I knew Duck-Duck was just being logical, but sometimes I wished she would keep her logic to herself.
Molly called Mrs. Jones and held the phone away from her ear a bit so I could hear too.
“We met up with her and set an intake appointment for the next day, but she never showed. I had given her some forms to fill out, and she never returned them. I had the officers leave a note on her car telling her that her SNAP card could be renewed if she came to see me, but she hasn’t come. She doesn’t have a cell phone, and she’s living in a truck. We’re too understaffed to have to keep tracking her down.” The lady sounded frustrated.
I knew asking Keely to fill out a form was useless. If I forced her, I could sometimes get her to sign on a dotted line, but fill out an entire form? I’d never seen her even try.

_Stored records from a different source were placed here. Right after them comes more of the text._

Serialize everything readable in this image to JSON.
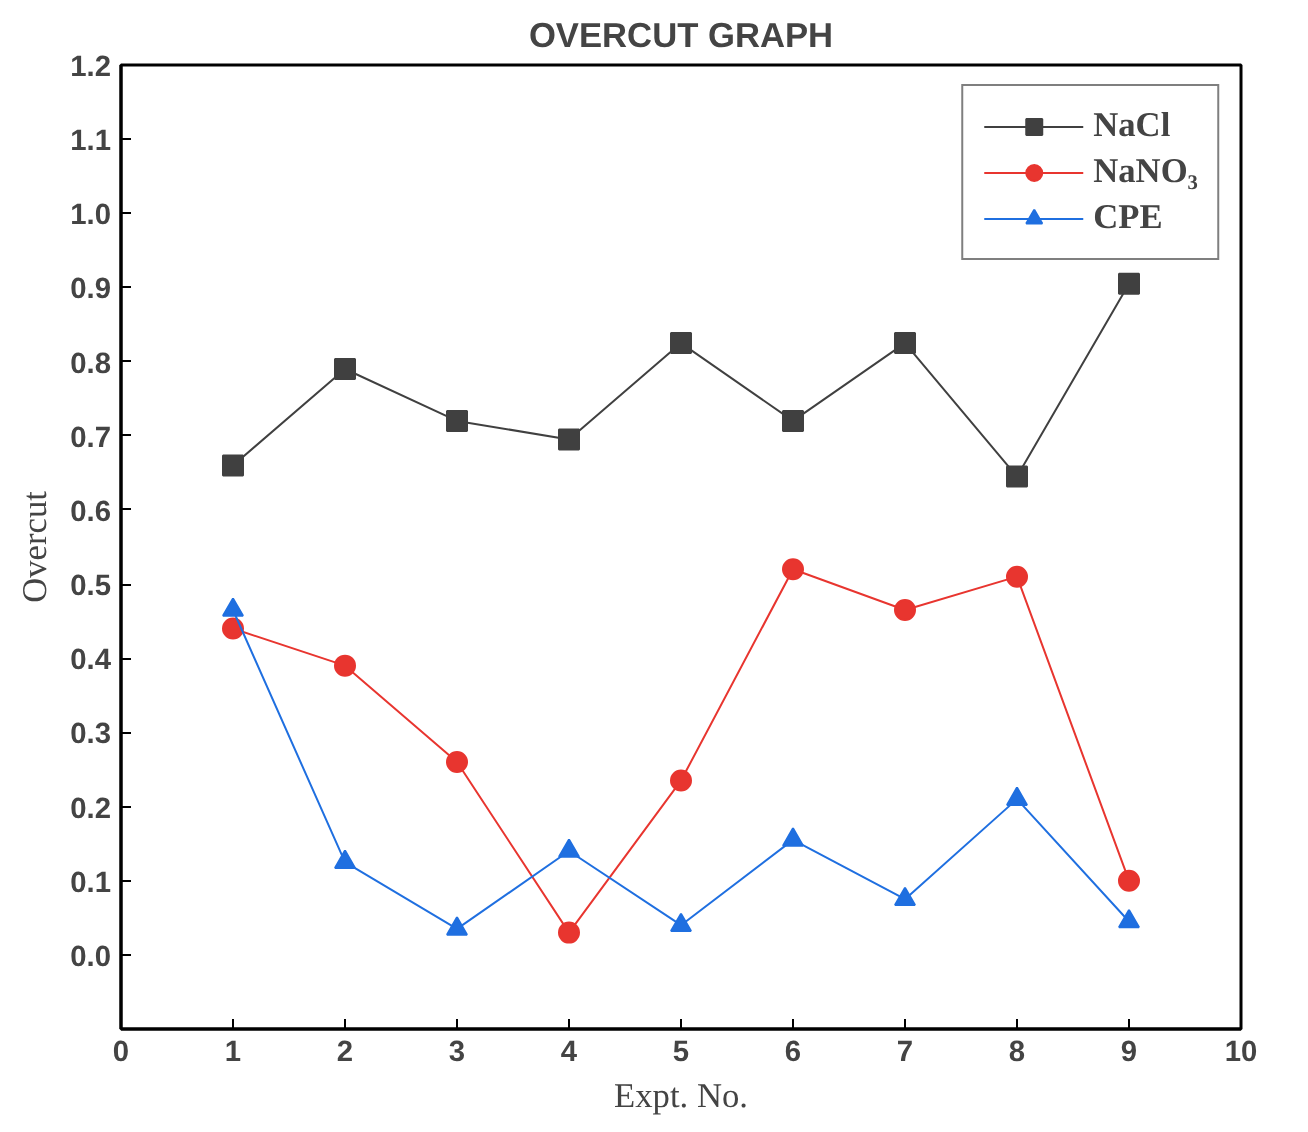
{
  "chart_data": {
    "type": "line",
    "title": "OVERCUT GRAPH",
    "xlabel": "Expt. No.",
    "ylabel": "Overcut",
    "x": [
      1,
      2,
      3,
      4,
      5,
      6,
      7,
      8,
      9
    ],
    "series": [
      {
        "name": "NaCl",
        "color": "#404040",
        "marker": "square",
        "values": [
          0.66,
          0.79,
          0.72,
          0.695,
          0.825,
          0.72,
          0.825,
          0.645,
          0.905
        ]
      },
      {
        "name": "NaNO₃",
        "color": "#e8352f",
        "marker": "circle",
        "values": [
          0.44,
          0.39,
          0.26,
          0.03,
          0.235,
          0.52,
          0.465,
          0.51,
          0.1
        ]
      },
      {
        "name": "CPE",
        "color": "#1f6fe0",
        "marker": "triangle",
        "values": [
          0.465,
          0.125,
          0.035,
          0.14,
          0.04,
          0.155,
          0.075,
          0.21,
          0.045
        ]
      }
    ],
    "xlim": [
      0,
      10
    ],
    "xticks": [
      0,
      1,
      2,
      3,
      4,
      5,
      6,
      7,
      8,
      9,
      10
    ],
    "ylim": [
      -0.1,
      1.2
    ],
    "yticks": [
      {
        "value": 0,
        "label": "0.0"
      },
      0.1,
      0.2,
      0.3,
      0.4,
      0.5,
      0.6,
      0.7,
      0.8,
      0.9,
      {
        "value": 1,
        "label": "1.0"
      },
      1.1,
      1.2
    ],
    "grid": false,
    "legend": "top right",
    "line_style": "solid"
  }
}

“Tell them if she shows up again, to have her fill out the forms in the office,” I said. “Otherwise it will never happen.”
Molly raised an eyebrow and relayed my advice.
After a few more days, Mrs. Jones called us to report that Keely had finally showed up at their office, and they had begun a comprehensive assessment related to visitation, custody, and financial responsibility. I knew this meant me. The first thing Keely was supposed to do was go to group therapy once a week at the Family Center and visit the Social Service ladies once every two weeks in their office. Then we were supposed to start family therapy, just the two of us.